I'm limiting myself by selecting just three awesome images above (hello, shaving scene!), but perhaps it's more important to dig into what these images achieve: stylized realism. That's been the modus operandi of this entire Craig-starring reboot (previous Bonds had no interest in realism), and Skyfall, written by Neal Purvis, Robert Wade and Josh Logan, and directed by Sam Mendes, finds the perfect balance of the two, nicely grounding the series after Quantum of Solace birthed a Bond too interested in becoming Jason Bourn. The plot of Skyfall is about an agent who has lost a step and might be over the hill, but Craig's performance and Mendes'/Deakins' framing repeatedly reinforces Bond's handsomeness, swagger and strength, making this tux-clad cat cool in the only way that Bond characters can be cool: without trying. Craig's Bond isn't "original," and thank goodness for that: from a pop culture perspective, James Bond should always provide our working definition of smart, sexy and suave. But Craig's Bond almost feels new, because the screenplay taps into that rage that's still so refreshing after all those Bonds who were neither shaken nor stirred, no matter how they ordered their martinis, and because these days the multiplex is overrun by badass-posing, catchphrase-dropping, punch-line-slinging comic book superheroes who are only cool in the way of Michael Cera's Paulie Bleeker in Juno: they try really hard, actually.

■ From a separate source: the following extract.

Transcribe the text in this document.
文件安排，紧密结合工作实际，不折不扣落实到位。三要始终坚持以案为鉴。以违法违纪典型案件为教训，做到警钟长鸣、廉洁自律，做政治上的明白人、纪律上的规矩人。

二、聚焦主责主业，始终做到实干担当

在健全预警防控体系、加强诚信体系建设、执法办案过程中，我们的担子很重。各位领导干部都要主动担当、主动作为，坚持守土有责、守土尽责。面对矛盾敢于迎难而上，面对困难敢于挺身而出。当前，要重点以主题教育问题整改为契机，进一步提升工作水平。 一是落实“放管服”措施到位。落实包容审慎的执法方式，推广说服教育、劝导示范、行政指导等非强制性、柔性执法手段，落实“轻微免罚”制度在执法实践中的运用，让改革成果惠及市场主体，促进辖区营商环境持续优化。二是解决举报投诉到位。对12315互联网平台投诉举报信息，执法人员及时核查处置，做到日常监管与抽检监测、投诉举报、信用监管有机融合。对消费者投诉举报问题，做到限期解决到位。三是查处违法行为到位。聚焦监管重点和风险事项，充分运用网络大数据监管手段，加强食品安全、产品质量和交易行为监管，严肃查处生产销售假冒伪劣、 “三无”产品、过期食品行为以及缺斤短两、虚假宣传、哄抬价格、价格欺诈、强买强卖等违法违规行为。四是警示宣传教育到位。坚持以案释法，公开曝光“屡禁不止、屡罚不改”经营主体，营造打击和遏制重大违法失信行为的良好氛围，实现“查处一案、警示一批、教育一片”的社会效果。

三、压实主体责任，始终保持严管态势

Craig's Bond is so compelling, so charismatic and so accessible (despite his aloofness) that Skyfall didn't need to dig into Bond's childhood for us to figure out that he'd gone through life with a chip on his shoulder — since Craig took over the role, that chip has been the only thing bigger than his bulging lats. But the appropriateness of Bond's origin story shouldn't be taken for granted. Until now, Bond was a character who seemed born at full maturity, so it's no small task to draw his childhood convincingly, even in the abstract. And in the end it's worth it for the poetry of Skyfall's finale, which has Bond utterly destroying his former life — utilizing some of the gadgetry of former Bond movies — to battle a villain who is obsessed with the past (Javier Bardem's Silva). Skyfall ends with Bond at the end of an era and yet starting all over again. And for a series that never quite gets old, maybe that's exactly where Bond should always be.